Once we determine that we want structured interviews—those in which questions and tasks are chosen beforehand, and that are designed to ensure consistency—it is imperative that we coach our interviewers. The process is likely to go more smoothly if interviewers understand it, buy into the reasoning behind it, and know what to do. The unstructured interview is weak for purposes of identifying the best candidates. - Are we giving interviewers guidance to help them probe deeper into a candidate's suitability?
According to Leadership IQ, a firm that provides research and executive education to top companies, a study of 20,000 newly hired employees showed that “46 percent of all new hires fail within 18 months." This happens not because the new employees lack technical skills, but because they are not coachable, have the wrong temperament, are not motivated, or demonstrate other problems "that never get assessed in the interview." To catch these mismatches, screening interviewers need expert coaching to help them look beyond technical skills and ask the right follow-up questions. - Are we conducting comprehensive reference and background checks on job candidates?
Leaders might view reference and/or background checks as a bother when they "know" someone is right for a position.
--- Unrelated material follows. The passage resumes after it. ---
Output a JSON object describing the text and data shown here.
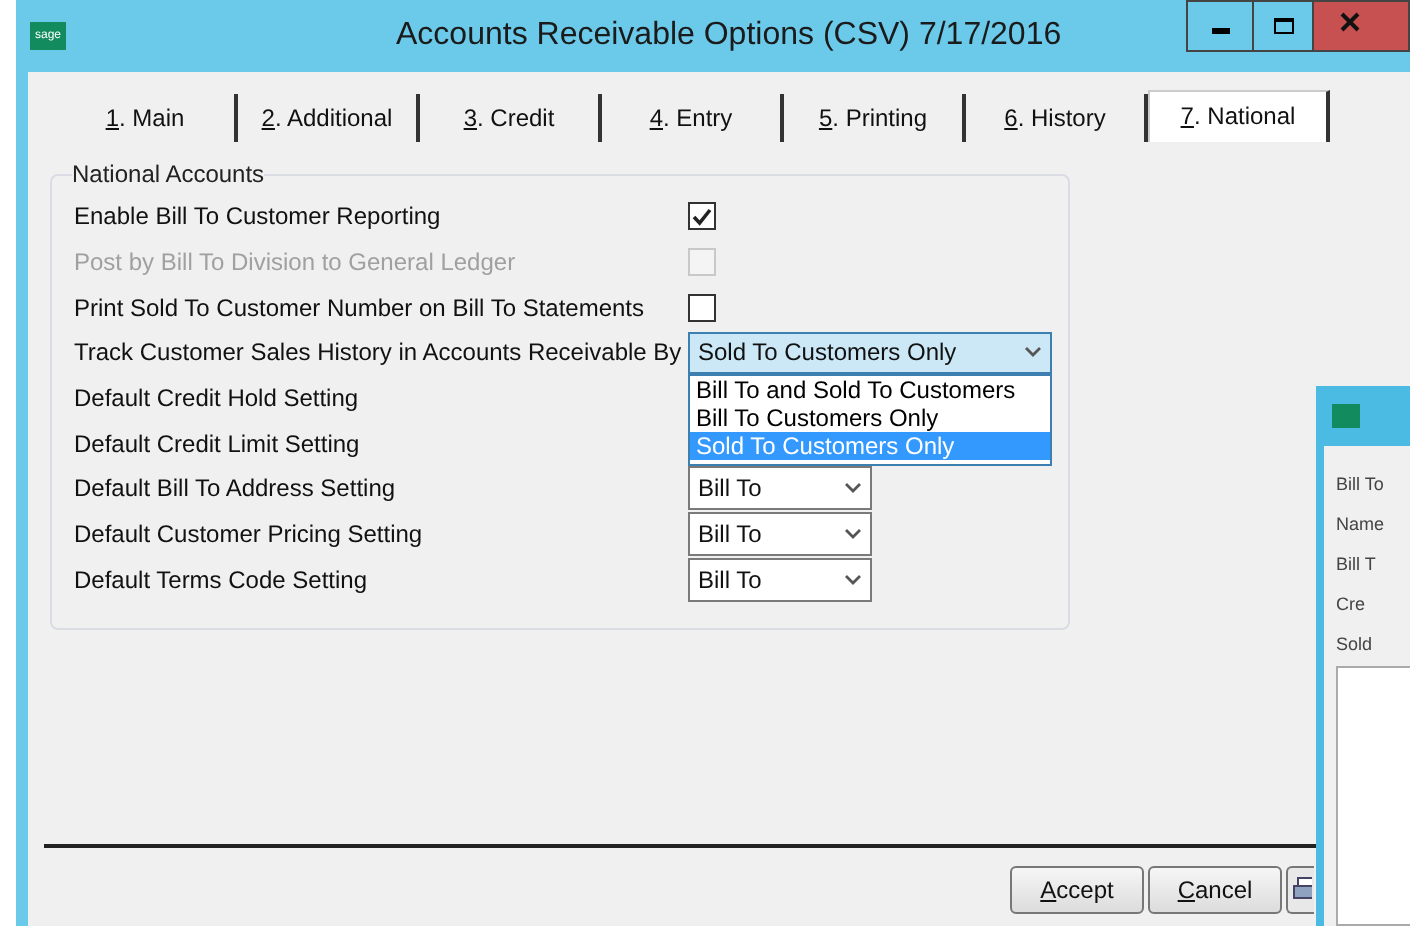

But employment experts estimate that almost one-third of all resumes contain false or exaggerated information. According to a Purdue University newsletter, falsified information consists mostly of expanded dates to cover employment gaps.
Does our orientation process for newly hired people help them become productive faster? A Bersin & Associates/Randstad case study shows that productivity measures increased by 25 percent among employees who participated in an onboarding training program. Employee job descriptions can help by communicating the company's direction and telling the employee where he fits in the big picture.
Is your company set to handle employee mistakes and economic battering? It will be if you are hiring only the best.
Jim Sirbasku, CEO
Profiles
International
Jim always has insightful things to say about hiring. The part that he misses in this article is Fit with the manager. Yes it is important to understand and do everything that he says in the article, but the number one reason people leave jobs is the relationship with the supervisor.